VfL muss sich einen neuen Co-Trainer suchen
Dangel hält zu Er

Oliver Otto wollte es in der Pressekonferenz nach dem Spiel noch nicht definitiv bestätigen. Aber seine Entscheidung steht fest: Der Assistent von Cheftrainer Rainer Kraft, seit Juli des vergangenen Jahres im Amt, hört zu Saisonende auf. Der VfL Kirchheim muss sich einen neuen Co-Trainer suchen.

Kirchheim. „Mein Herz hängt am VfL. Ich bin zu einer Zeit gekommen, als keiner mehr einen Pfifferling auf die Mannschaft gesetzt hat. Aber wir haben den Umschwung gemeinsam geschafft“, zieht er eine positive Bilanz. Fügt jedoch im selben Atemzug hinzu: „Es ist relativ unwahrscheinlich, dass der Co-Trainer des VfL in der nächsten Saison Oliver Otto heißt.“ Über die Gründe wollte er sich nicht äußern. Es darf gerätselt werden:

Ist der ehemalige Fußballprofi nicht damit einverstanden, dass Rainer Kraft als sein Vorgesetzter die beiden altgedienten VfL-Kicker Ferdi Er und Emrah Polat aufs Abstellgleis stellt? Eher sind es persönliche Gründe, die ihn zu diesem Schritt bewegen. Otto muss die hilfsbedürftigen Eltern pflegen und will daneben sein Bewegungsprogramm für Kinder, das er „Balu“ nennt, weiter vorantreiben. Ihm fehlt einfach die Zeit, sich noch intensiver mit dem VfL zu beschäftigen, was von ihm erwartet wird. Deshalb ist sein Entschluss, lieber gleich aufzuhören, als mit halber Kraft weiterzumachen, aller Ehren wert.

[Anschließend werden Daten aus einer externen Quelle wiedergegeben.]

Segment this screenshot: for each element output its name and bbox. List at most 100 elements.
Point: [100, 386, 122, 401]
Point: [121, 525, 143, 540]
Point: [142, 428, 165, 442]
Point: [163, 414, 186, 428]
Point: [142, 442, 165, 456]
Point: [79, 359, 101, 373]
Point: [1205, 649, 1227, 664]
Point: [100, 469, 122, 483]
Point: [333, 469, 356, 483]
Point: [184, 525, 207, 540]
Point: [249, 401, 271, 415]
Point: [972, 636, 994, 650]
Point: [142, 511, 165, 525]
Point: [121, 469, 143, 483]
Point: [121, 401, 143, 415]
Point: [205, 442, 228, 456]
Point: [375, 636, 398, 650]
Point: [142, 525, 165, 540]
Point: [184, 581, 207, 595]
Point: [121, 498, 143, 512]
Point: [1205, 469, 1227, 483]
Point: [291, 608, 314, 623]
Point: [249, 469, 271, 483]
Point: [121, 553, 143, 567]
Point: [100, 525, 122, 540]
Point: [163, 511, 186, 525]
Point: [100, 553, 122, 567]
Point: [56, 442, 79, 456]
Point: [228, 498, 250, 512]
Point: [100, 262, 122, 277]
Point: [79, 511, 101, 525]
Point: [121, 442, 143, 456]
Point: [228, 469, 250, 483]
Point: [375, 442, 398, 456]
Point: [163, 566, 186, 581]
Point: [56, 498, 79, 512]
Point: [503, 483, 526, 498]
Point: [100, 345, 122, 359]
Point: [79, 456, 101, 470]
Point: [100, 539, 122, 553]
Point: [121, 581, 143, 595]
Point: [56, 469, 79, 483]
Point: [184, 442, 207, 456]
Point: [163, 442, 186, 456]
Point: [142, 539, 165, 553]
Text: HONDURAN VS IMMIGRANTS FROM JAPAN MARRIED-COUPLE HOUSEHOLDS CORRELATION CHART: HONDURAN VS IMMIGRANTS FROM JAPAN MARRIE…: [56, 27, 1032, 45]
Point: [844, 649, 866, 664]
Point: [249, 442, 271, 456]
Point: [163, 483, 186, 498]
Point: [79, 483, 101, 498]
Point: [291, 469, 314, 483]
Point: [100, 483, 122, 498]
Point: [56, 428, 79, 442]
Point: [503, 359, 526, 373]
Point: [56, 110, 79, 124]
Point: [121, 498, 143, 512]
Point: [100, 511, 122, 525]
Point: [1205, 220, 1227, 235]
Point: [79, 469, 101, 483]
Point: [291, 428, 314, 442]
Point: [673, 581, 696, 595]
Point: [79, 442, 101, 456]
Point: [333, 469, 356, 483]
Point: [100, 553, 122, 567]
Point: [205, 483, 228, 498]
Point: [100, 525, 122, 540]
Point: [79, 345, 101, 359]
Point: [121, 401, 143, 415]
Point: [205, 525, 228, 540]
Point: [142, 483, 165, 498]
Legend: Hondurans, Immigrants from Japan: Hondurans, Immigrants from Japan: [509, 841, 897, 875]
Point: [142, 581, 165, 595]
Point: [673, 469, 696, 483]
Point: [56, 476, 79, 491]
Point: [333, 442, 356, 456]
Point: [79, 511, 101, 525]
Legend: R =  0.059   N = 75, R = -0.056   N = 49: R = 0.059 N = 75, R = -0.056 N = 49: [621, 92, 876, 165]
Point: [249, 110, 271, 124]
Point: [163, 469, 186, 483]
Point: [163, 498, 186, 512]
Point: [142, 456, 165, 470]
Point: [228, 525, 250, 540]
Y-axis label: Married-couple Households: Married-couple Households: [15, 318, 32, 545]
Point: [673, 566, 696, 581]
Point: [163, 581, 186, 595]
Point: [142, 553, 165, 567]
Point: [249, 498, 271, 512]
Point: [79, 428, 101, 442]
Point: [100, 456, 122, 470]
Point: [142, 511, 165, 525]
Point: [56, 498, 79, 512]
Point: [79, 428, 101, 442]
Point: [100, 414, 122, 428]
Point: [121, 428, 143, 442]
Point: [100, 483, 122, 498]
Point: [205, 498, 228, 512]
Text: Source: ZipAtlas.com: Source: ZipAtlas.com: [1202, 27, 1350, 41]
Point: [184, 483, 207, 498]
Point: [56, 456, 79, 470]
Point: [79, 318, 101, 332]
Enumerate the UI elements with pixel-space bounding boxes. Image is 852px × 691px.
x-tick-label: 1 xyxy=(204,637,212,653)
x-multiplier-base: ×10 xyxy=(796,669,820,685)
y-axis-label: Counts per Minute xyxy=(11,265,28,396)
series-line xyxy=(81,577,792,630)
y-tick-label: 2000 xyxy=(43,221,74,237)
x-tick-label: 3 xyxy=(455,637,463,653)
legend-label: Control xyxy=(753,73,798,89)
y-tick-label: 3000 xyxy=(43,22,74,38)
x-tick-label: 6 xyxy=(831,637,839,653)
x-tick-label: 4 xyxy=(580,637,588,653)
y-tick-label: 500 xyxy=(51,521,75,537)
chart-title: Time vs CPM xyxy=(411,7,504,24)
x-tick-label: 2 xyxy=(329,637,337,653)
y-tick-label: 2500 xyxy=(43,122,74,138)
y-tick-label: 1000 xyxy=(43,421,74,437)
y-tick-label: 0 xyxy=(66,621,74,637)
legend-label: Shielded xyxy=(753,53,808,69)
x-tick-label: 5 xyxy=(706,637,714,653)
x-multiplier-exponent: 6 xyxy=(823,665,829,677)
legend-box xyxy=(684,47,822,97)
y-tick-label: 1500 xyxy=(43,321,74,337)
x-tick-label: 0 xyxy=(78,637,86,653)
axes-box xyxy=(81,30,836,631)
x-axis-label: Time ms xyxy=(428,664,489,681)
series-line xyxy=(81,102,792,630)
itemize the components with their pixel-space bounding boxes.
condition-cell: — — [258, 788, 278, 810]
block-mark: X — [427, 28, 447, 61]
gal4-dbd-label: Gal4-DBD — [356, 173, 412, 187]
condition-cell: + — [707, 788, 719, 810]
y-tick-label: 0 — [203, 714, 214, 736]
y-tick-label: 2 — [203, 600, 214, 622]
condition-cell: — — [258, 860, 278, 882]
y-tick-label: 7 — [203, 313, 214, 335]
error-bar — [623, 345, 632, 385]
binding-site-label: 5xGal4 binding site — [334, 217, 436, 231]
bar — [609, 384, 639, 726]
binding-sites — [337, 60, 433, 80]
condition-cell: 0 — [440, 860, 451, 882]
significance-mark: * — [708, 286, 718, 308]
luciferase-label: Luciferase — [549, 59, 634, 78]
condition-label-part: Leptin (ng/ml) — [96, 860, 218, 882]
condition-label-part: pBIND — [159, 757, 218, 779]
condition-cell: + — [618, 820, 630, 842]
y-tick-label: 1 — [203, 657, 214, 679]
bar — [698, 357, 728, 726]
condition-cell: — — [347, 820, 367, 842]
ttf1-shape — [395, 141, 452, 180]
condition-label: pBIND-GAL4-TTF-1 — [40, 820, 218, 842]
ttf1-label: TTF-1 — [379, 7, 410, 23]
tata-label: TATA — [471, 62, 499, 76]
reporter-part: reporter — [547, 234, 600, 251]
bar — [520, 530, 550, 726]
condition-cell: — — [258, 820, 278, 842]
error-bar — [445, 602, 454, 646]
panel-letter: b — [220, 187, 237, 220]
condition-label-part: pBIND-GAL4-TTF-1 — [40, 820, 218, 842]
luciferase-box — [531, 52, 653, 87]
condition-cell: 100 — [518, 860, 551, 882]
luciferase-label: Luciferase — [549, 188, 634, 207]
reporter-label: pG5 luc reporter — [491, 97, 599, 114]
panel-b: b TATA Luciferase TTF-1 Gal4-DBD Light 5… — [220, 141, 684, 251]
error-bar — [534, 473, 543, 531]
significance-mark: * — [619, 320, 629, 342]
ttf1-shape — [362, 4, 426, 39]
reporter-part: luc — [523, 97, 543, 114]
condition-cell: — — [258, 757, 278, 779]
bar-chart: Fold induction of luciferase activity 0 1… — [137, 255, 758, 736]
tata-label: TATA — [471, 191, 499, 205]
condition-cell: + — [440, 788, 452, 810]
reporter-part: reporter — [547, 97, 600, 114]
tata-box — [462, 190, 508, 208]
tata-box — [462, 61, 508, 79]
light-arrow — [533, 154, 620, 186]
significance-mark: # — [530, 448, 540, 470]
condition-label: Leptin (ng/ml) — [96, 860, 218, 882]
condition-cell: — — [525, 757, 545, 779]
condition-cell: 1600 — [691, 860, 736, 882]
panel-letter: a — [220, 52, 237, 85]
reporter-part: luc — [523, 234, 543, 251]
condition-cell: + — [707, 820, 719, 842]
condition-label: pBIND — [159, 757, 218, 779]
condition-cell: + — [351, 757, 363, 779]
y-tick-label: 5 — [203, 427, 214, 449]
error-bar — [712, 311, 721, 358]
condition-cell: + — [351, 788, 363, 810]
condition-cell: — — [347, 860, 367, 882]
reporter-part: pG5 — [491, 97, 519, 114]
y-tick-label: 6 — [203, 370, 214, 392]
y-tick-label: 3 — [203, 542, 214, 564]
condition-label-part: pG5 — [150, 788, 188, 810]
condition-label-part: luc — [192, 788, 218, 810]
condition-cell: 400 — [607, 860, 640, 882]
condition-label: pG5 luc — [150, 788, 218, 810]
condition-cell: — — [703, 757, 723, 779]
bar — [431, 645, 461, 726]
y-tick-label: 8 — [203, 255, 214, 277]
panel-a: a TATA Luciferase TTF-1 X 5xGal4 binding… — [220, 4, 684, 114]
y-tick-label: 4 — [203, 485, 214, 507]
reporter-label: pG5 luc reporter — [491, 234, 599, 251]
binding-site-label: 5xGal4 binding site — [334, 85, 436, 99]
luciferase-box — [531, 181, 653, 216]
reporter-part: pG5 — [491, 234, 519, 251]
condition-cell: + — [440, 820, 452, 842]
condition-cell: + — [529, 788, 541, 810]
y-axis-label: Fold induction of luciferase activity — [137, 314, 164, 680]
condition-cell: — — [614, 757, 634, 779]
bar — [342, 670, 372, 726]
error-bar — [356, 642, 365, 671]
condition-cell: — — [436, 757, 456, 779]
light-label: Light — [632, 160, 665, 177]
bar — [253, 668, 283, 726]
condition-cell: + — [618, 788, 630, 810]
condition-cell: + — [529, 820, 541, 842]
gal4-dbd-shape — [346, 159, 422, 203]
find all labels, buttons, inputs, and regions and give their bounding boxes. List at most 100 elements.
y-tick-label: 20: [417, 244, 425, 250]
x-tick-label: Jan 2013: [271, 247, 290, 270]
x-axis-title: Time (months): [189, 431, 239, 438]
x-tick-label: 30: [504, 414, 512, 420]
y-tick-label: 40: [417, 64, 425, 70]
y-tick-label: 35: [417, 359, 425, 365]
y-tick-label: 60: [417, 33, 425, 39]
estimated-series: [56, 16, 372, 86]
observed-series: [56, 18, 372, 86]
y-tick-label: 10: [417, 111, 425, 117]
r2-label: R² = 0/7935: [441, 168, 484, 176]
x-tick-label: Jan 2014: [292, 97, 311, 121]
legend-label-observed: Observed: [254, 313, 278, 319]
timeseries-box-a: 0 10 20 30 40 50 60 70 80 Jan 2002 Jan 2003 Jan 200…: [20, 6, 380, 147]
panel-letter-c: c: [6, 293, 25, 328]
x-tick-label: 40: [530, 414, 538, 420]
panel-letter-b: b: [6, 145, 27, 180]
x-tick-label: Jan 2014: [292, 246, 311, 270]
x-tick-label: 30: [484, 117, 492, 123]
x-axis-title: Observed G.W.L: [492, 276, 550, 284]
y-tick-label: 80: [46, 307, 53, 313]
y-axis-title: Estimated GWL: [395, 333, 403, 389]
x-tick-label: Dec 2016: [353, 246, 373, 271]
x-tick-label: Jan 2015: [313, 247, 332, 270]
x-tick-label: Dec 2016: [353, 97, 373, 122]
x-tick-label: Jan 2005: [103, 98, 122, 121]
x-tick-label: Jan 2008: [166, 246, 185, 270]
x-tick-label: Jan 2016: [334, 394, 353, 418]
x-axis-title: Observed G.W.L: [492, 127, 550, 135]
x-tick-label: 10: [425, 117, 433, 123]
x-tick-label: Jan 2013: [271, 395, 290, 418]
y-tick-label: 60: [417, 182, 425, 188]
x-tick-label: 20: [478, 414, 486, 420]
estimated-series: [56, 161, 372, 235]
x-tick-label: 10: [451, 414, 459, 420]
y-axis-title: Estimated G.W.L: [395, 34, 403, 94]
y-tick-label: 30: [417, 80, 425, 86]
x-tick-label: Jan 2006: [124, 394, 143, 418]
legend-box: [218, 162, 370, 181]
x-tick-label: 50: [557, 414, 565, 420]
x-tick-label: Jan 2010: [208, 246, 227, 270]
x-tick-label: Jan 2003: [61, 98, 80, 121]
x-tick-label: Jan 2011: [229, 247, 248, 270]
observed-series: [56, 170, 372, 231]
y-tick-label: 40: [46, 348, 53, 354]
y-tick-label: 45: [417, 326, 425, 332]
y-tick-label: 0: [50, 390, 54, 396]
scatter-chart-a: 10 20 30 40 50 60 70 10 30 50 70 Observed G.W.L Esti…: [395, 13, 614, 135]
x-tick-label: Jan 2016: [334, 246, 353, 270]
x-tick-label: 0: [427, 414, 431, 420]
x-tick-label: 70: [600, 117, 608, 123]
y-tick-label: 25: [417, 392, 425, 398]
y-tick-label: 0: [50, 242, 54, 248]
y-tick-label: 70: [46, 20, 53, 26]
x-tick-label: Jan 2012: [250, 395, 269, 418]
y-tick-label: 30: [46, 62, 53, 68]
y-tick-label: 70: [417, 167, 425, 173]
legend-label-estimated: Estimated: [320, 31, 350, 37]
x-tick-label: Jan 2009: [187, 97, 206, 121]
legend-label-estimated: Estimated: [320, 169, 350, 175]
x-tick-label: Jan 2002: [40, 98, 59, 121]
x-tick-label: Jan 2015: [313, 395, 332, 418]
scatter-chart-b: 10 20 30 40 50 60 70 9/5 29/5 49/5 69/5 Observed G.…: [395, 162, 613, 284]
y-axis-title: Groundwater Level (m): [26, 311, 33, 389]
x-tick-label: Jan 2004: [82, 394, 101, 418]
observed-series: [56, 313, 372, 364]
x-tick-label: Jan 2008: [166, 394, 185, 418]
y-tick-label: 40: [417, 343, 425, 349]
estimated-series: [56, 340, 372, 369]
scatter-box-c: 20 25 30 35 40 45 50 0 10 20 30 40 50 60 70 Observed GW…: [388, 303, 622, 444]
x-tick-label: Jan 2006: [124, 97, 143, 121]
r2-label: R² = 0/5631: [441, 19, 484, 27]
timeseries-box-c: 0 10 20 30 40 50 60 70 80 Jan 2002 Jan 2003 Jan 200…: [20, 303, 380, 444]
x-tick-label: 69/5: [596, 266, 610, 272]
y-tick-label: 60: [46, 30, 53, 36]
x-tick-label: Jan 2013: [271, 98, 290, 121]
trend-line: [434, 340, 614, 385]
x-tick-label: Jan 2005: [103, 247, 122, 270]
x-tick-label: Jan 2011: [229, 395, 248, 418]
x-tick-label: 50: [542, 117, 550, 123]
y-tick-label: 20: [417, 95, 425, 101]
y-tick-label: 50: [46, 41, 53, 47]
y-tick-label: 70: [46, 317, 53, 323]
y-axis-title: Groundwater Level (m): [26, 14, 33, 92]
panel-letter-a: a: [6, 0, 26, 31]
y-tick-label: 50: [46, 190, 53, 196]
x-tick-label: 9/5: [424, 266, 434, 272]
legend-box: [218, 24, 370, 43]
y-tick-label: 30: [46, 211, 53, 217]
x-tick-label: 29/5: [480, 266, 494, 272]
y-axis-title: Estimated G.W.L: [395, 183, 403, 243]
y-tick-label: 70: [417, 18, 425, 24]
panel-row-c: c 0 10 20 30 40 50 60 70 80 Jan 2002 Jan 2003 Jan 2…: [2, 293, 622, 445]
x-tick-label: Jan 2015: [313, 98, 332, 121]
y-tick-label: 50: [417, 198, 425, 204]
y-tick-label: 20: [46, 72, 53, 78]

Ohne Entscheidung ist weiter die spannende Frage, wie es mit Er und Polat weitergeht. In Rainer Krafts Planungen für die neue Saison spielen die beiden Routiniers so gut wie keine Rolle mehr (wir berichteten), was innerhalb und im Umfeld der Mannschaft zu Spannungen führt. Otto wollte sich zu diesem Thema nicht äußern. Dagegen machte Sportkoordinator Kurt Dangel aus seinem Herzen keine Mördergrube: „Bei Ferdi Er sehe ich die Sache anders als der Trainer, der die Vorgeschichte nicht kennt.“ Er ist seit der C-Jugend bei uns, ein echter VfL‘er. Dangel: „Auch mit 30 ist er für uns immer noch ein wertvoller Spieler, nicht schlechter als Kümmerle, Barth oder Welm, die der Trainer geholt hat. Im Gegensatz zu Herrn Kraft stehe ich hinter Ferdi. Da wir ein Dreiergremium sind, das solche Entscheidungen zu treffen hat, bin ich gespannt darauf, was unser Geschäftsführer dazu sagt.“ Nun ist Walter Rau als dritter Mann möglicherweise das Zünglein an der Waage.

Bei Emrah Polat liegt der Fall etwas anders. Der Mittelfeldspieler hat aus beruflichen Gründen von sich aus den Vorschlag gemacht, künftig in der zweiten Mannschaft zu spielen. Womit er beiden Seiten entgegen kommt. Beide Spieler, sowohl Er als auch Polat, wurden von Otto in Vertretung des am Samstag aus persönlichen Gründen verhinderten Kraft im Verlauf des Spiels eingewechselt.

Bei Sabri Gürol, einem anderen Stammspieler mit fünf Saisontoren auf seinem Konto, stehen die Zeichen auf Abschied. Der Singener Spielerberater Alex Mehrle (er hat unter anderem den Schweizer Nationaltorwart Diego Benaglio vom VfL Wolfsburg unter Vertrag) will den Mittelfeldmann in der Schweizer B-Liga bei Schaffhausen oder Kriens unterbringen. Gürols vertragliche Bindung an den VfL läuft am 30. Juni aus.

Sollte er gehen, verpasst er das Jubiläumsspiel gegen die Bundesligatruppe des VfB Stuttgart am 9. Juli, das durch den 2:1-Sieg in Hoffenheim und den damit verbundenen Quasi-Klassenerhalt der Roten so gut wie perfekt geworden ist. Vorher steigt mit dem WFV-Pokalfinale am 11. Mai ein weiteres Highlight im Stadion an der Jesinger Allee.

Drittligaklub 1. FC Heidenheim trifft dabei auf den Sieger der Partie zwischen dem FC Gärtringen und Normannia Gmünd, der am Mittwoch ermittelt wird.